Suppose you flip a fair coin 10,000 time how can you characterize the distribution of the occurrence of head?

From the textbook, it says that P[head>n/2 + k√n] < e^(-k^2)/2, why is that and what is the derivation? What theorem is this, we had only learn Bernoulli distribution and Chebyshev so far, it seem odd that the textbook would jump to such a conclusion without rigorous proof.

Thanks in advance

 

[mathman]

I haven't worked on it, but it looks like an approximation for the tail of the Bernoulli distribution for a large sample.

 

[f24u7]

thanks for the reply, could you give me a hint for how would you go about deriving this

 

[mathman]

thanks for the reply, could you give me a hint for how would you go about deriving this

The first step is to approximate the tail by an integral.

 

[Stephen Tashi]

we had only learn Bernoulli distribution and Chebyshev so far

I haven't worked on the problem either.
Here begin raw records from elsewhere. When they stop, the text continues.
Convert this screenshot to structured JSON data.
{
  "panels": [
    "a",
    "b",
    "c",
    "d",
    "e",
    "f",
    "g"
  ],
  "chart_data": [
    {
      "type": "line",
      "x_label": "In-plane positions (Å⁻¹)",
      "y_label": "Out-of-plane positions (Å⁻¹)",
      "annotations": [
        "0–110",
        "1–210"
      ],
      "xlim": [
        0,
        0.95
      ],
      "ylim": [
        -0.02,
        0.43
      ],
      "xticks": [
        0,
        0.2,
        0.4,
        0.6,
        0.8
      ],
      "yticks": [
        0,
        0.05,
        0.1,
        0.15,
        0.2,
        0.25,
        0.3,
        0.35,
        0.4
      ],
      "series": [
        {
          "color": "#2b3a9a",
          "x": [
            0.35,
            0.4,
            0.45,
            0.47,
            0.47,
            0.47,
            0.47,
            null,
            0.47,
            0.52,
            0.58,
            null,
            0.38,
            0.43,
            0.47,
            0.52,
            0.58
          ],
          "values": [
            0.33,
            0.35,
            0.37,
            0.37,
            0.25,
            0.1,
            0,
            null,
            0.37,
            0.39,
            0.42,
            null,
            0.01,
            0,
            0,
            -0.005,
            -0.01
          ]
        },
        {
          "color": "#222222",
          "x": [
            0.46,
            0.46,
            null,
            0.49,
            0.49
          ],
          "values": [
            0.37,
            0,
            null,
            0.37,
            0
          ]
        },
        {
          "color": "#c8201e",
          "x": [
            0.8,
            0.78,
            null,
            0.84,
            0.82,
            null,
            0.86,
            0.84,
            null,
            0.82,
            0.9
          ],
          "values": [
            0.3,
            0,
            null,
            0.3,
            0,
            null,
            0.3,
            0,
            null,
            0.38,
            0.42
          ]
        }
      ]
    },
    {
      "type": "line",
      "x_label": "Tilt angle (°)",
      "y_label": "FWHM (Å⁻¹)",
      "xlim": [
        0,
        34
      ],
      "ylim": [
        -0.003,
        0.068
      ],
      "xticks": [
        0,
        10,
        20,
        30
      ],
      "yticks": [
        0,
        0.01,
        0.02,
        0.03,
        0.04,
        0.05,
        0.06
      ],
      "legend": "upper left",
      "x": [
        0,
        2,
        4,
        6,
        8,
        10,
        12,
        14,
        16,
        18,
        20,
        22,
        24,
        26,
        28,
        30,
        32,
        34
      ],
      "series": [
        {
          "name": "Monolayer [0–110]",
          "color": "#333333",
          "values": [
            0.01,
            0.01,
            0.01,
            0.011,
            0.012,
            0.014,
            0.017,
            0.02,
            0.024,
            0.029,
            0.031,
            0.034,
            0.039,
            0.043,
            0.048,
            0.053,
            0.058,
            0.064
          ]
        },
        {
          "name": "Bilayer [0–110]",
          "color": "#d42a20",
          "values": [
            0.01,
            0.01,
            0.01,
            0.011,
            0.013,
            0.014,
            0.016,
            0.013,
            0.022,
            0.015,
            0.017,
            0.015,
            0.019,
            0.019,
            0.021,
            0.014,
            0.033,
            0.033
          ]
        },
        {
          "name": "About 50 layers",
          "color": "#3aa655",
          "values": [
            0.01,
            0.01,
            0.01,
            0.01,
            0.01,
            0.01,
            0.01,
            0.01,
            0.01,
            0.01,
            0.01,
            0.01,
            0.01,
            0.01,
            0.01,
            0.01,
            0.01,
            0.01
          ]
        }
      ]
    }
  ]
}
I agree that the result is not a simple consequence of the bernoulli distribution and the Chebyshev inequality, but you might be able to prove it from them with some work.

The mean of N independent tosses of a fair coin (landing "0" or "1") is the sum of the mean of the results of the individual tosses and the variance is the sum of the individual variances. So you have a mean of N/2 and variance of N(1/2)(1-1/2). To prove the result from the Chebyshev inequality, you'd need to work out an inequality relating 1/x^2 and e^(-x^2).